The influence of an artist on a tour’s food does not always guarantee salutary effects on morale, however.

Paul McCartney famously runs a strictly meat-free tour. Potential crew members know about this, and must commit to a vegetarian diet before signing on. Paul’s tour, Paul’s rules. Don’t like it? Maybe Metallica’s hiring.

Aside from coming home healthier than they left, McCartney’s crew is known for getting some of the best vegetarian cooking anywhere. On any given night, dinner might include celeriac, chestnut, and pesto soup; sweet potato gnocchi with spinach-and–blue cheese sauce; a meatless Irish stew in puff pastry with colcannon; and no shortage of desserts. However good the catering, though—and however righteous the cause—the shift to tofu and tempeh can still be jarring for the average carnivorous crew member. Pockets of rebellion are all but inevitable.

Over the years, some crew have risked (and, according to a 2007 Waco Tribune-Herald column by rocker Ted Nugent, lost) coveted positions on such a high-profile tour as this for the sake of contraband meat. They forgot the first rule of the Hamburger Club: You don’t talk about the Hamburger Club. In cases like this, diet trumps all else—jobs, reputations, and morale are risked for food.

Sometimes though, the food on the plate is secondary. The act of taking a meal together, far from home, can be enough to stave off misery and desperation.

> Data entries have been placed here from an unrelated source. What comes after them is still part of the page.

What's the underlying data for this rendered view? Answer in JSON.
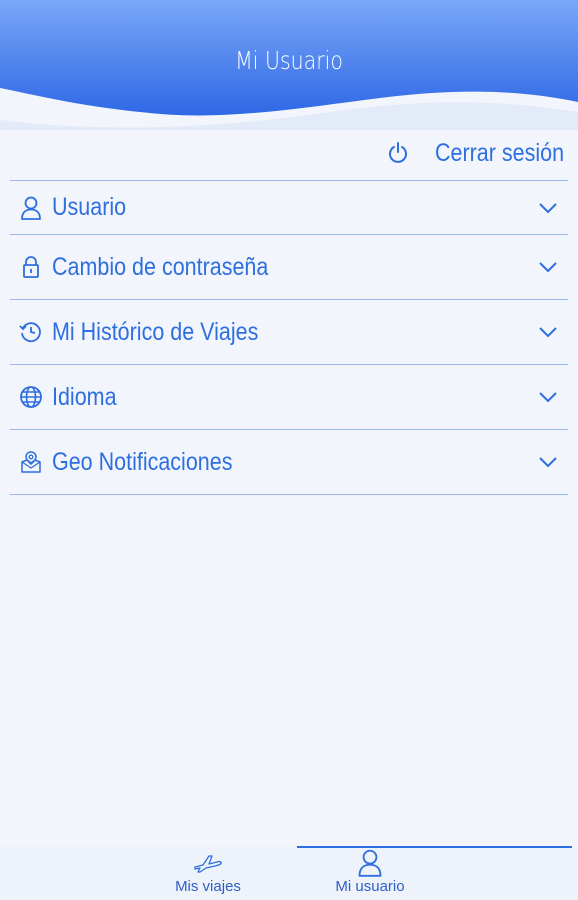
{
  "header": {
    "title": "Mi Usuario"
  },
  "logout": {
    "label": "Cerrar sesión",
    "icon": "power-icon"
  },
  "menu": {
    "items": [
      {
        "label": "Usuario",
        "icon": "user-icon"
      },
      {
        "label": "Cambio de contraseña",
        "icon": "lock-icon"
      },
      {
        "label": "Mi Histórico de Viajes",
        "icon": "history-icon"
      },
      {
        "label": "Idioma",
        "icon": "globe-icon"
      },
      {
        "label": "Geo Notificaciones",
        "icon": "geo-notification-icon"
      }
    ]
  },
  "tabbar": {
    "tabs": [
      {
        "label": "Mis viajes",
        "icon": "plane-icon"
      },
      {
        "label": "Mi usuario",
        "icon": "user-icon",
        "active": true
      }
    ]
  },
  "colors": {
    "accent": "#2e6fe0",
    "header": "#4f86ef",
    "background": "#f2f5fb"
  }
}
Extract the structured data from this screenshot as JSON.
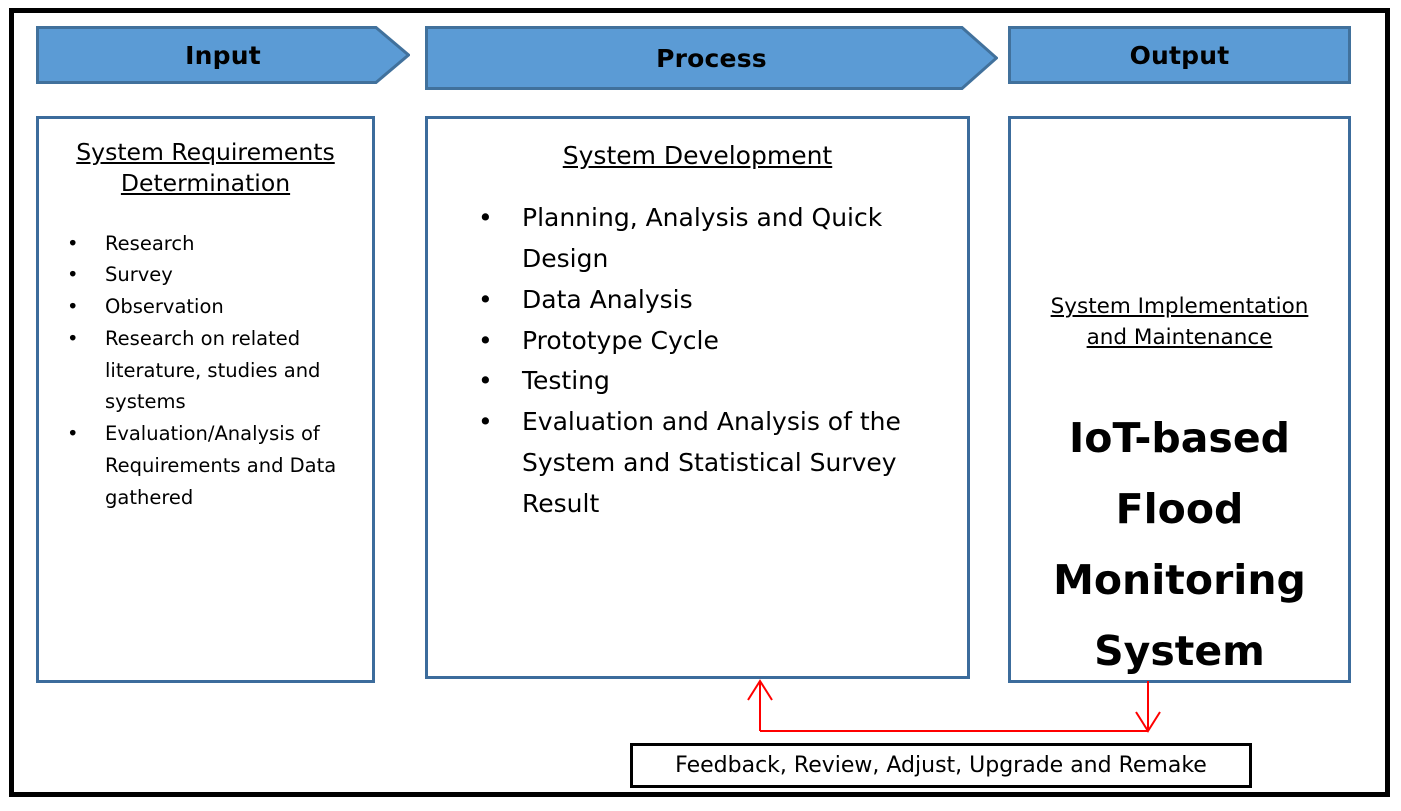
{
  "diagram": {
    "title": "Input Process Output Diagram",
    "colors": {
      "banner_fill": "#5B9BD5",
      "banner_stroke": "#41719C",
      "panel_border": "#3C6C9C",
      "frame": "#000000",
      "feedback_arrow": "#FF0000",
      "text": "#000000"
    }
  },
  "banners": [
    {
      "id": "input",
      "label": "Input",
      "shape": "arrow-right"
    },
    {
      "id": "process",
      "label": "Process",
      "shape": "arrow-right"
    },
    {
      "id": "output",
      "label": "Output",
      "shape": "rectangle"
    }
  ],
  "input_panel": {
    "title_line1": "System Requirements",
    "title_line2": "Determination",
    "bullets": [
      "Research",
      "Survey",
      "Observation",
      "Research on related literature, studies and systems",
      "Evaluation/Analysis of Requirements and Data gathered"
    ],
    "bullet_glyph": "•"
  },
  "process_panel": {
    "title": "System Development",
    "bullets": [
      "Planning, Analysis and Quick Design",
      "Data Analysis",
      "Prototype Cycle",
      "Testing",
      "Evaluation and Analysis of the System and Statistical Survey Result"
    ],
    "bullet_glyph": "•"
  },
  "output_panel": {
    "subtitle_line1": "System Implementation ",
    "subtitle_line2": "and Maintenance",
    "result_line1": "IoT-based",
    "result_line2": "Flood",
    "result_line3": "Monitoring",
    "result_line4": "System"
  },
  "feedback": {
    "label": "Feedback, Review, Adjust, Upgrade and Remake",
    "arrow_up_name": "feedback-to-process-arrow",
    "arrow_down_name": "output-to-feedback-arrow"
  }
}
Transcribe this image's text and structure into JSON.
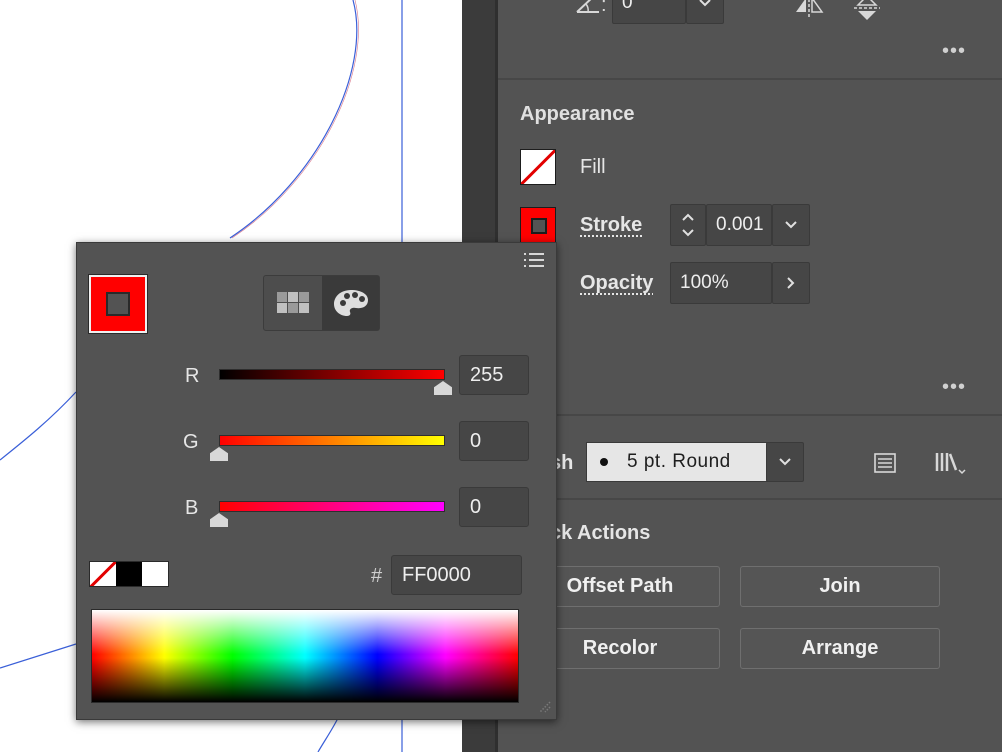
{
  "transform": {
    "angle_value": "0°"
  },
  "appearance": {
    "section_title": "Appearance",
    "fill_label": "Fill",
    "stroke_label": "Stroke",
    "stroke_value": "0.001",
    "opacity_label": "Opacity",
    "opacity_value": "100%"
  },
  "brush": {
    "label_partial": "sh",
    "value": "5 pt. Round"
  },
  "quick_actions": {
    "title_partial": "ck Actions",
    "buttons": [
      "Offset Path",
      "Join",
      "Recolor",
      "Arrange"
    ]
  },
  "color_picker": {
    "stroke_color": "#ff0000",
    "channels": [
      {
        "label": "R",
        "value": "255",
        "level": 1.0
      },
      {
        "label": "G",
        "value": "0",
        "level": 0.0
      },
      {
        "label": "B",
        "value": "0",
        "level": 0.0
      }
    ],
    "hex_label": "#",
    "hex_value": "FF0000"
  },
  "icons": [
    "angle-icon",
    "chevron-down-icon",
    "flip-horizontal-icon",
    "flip-vertical-icon",
    "more-icon",
    "menu-icon",
    "swatches-icon",
    "palette-icon",
    "brush-panel-icon",
    "brush-library-icon",
    "stepper-icon",
    "chevron-right-icon"
  ]
}
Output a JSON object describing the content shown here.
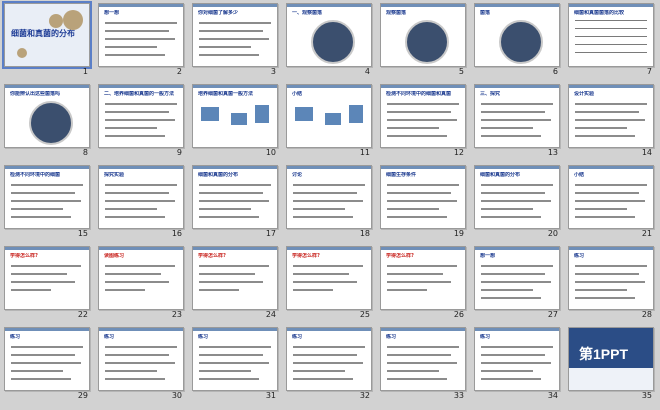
{
  "slide_sorter": {
    "title_slide": "细菌和真菌的分布",
    "slides": [
      {
        "n": "1",
        "title": "细菌和真菌的分布",
        "kind": "cover"
      },
      {
        "n": "2",
        "title": "想一想",
        "kind": "text"
      },
      {
        "n": "3",
        "title": "你对细菌了解多少",
        "kind": "text"
      },
      {
        "n": "4",
        "title": "一、观察菌落",
        "kind": "dish"
      },
      {
        "n": "5",
        "title": "观察菌落",
        "kind": "dish"
      },
      {
        "n": "6",
        "title": "菌落",
        "kind": "dish"
      },
      {
        "n": "7",
        "title": "细菌和真菌菌落的比较",
        "kind": "table"
      },
      {
        "n": "8",
        "title": "你能辨认出这些菌落吗",
        "kind": "dish"
      },
      {
        "n": "9",
        "title": "二、培养细菌和真菌的一般方法",
        "kind": "text"
      },
      {
        "n": "10",
        "title": "培养细菌和真菌一般方法",
        "kind": "diagram"
      },
      {
        "n": "11",
        "title": "小结",
        "kind": "diagram"
      },
      {
        "n": "12",
        "title": "检测不同环境中的细菌和真菌",
        "kind": "text"
      },
      {
        "n": "13",
        "title": "三、探究",
        "kind": "text"
      },
      {
        "n": "14",
        "title": "设计实验",
        "kind": "text"
      },
      {
        "n": "15",
        "title": "检测不同环境中的细菌",
        "kind": "text"
      },
      {
        "n": "16",
        "title": "探究实验",
        "kind": "text"
      },
      {
        "n": "17",
        "title": "细菌和真菌的分布",
        "kind": "text"
      },
      {
        "n": "18",
        "title": "讨论",
        "kind": "text"
      },
      {
        "n": "19",
        "title": "细菌生存条件",
        "kind": "text"
      },
      {
        "n": "20",
        "title": "细菌和真菌的分布",
        "kind": "text"
      },
      {
        "n": "21",
        "title": "小结",
        "kind": "text"
      },
      {
        "n": "22",
        "title": "学得怎么样?",
        "kind": "quiz"
      },
      {
        "n": "23",
        "title": "读图练习",
        "kind": "quiz"
      },
      {
        "n": "24",
        "title": "学得怎么样?",
        "kind": "quiz"
      },
      {
        "n": "25",
        "title": "学得怎么样?",
        "kind": "quiz"
      },
      {
        "n": "26",
        "title": "学得怎么样?",
        "kind": "quiz"
      },
      {
        "n": "27",
        "title": "想一想",
        "kind": "text"
      },
      {
        "n": "28",
        "title": "练习",
        "kind": "text"
      },
      {
        "n": "29",
        "title": "练习",
        "kind": "text"
      },
      {
        "n": "30",
        "title": "练习",
        "kind": "text"
      },
      {
        "n": "31",
        "title": "练习",
        "kind": "text"
      },
      {
        "n": "32",
        "title": "练习",
        "kind": "text"
      },
      {
        "n": "33",
        "title": "练习",
        "kind": "text"
      },
      {
        "n": "34",
        "title": "练习",
        "kind": "text"
      },
      {
        "n": "35",
        "title": "第1PPT",
        "kind": "ad"
      }
    ]
  },
  "colors": {
    "accent": "#1b3a8f",
    "quiz": "#c8231e",
    "background": "#d2d2d2"
  }
}
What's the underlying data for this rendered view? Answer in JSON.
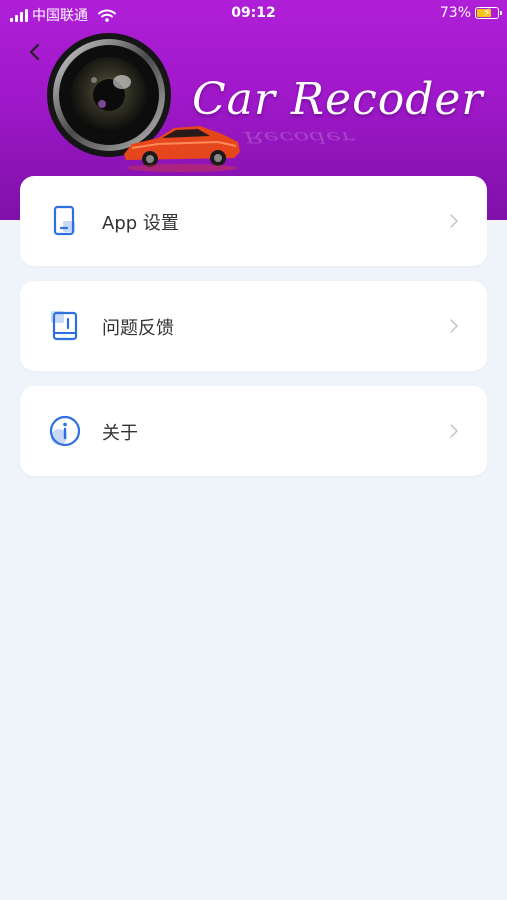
{
  "status_bar": {
    "carrier": "中国联通",
    "time": "09:12",
    "battery": "73%",
    "battery_level": 0.73,
    "wifi_icon": "wifi-icon",
    "signal_icon": "cellular-signal-icon"
  },
  "header": {
    "back_icon": "chevron-left-icon",
    "brand_text": "Car Recoder",
    "background_colors": [
      "#b01fd8",
      "#7f10a8"
    ]
  },
  "menu": {
    "items": [
      {
        "label": "App 设置",
        "icon": "phone-settings-icon",
        "chevron": "chevron-right-icon"
      },
      {
        "label": "问题反馈",
        "icon": "feedback-icon",
        "chevron": "chevron-right-icon"
      },
      {
        "label": "关于",
        "icon": "info-icon",
        "chevron": "chevron-right-icon"
      }
    ]
  },
  "colors": {
    "accent": "#2f6fe0",
    "page_background": "#eff3fa",
    "card_background": "#ffffff",
    "text": "#333333"
  }
}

Thanksgiving 1989 found the Ramones playing the Biskuithalle in Bonn, Germany. The capital of West Germany at the time, Bonn was, as John Le Carré called it, “a Balkan city, stained and secret, drawn over with tramwire.” Without the illicit wonders of Hamburg, or the Cold War frisson of Berlin, Bonn provided few distractions for a punk band far from home. After a decade and a half with the group, tour manager Monte A. Melnick knew his charges well. It was at just these times—in the places in between, when everyone would rather be home—that TVs might find their way into hotel pools, and apologies and restitution risked becoming part of hotel checkout.

Melnick made a valiant attempt to arrange a traditional Thanksgiving dinner for the band and crew. “It could be hard explaining to a caterer in Europe what Thanksgiving was all about. In Germany, they didn’t really get it, but they tried.” The menu was a disappointment, to be sure, but with a decade and a half of hard touring behind them, the Ramones and crew were no strangers to Thanksgivings on the road. As it was, comfort was almost anathema to the band’s ethic; long after they could afford to travel by luxury coach, they stuck to the van. The Ramones were always about the wanting and not the having—still, what mattered was the effort to satisfy those wants. That attempt to ensure the gang’s welfare and happiness with a decent holiday dinner reinforced a bond that lasted through the group’s entire career.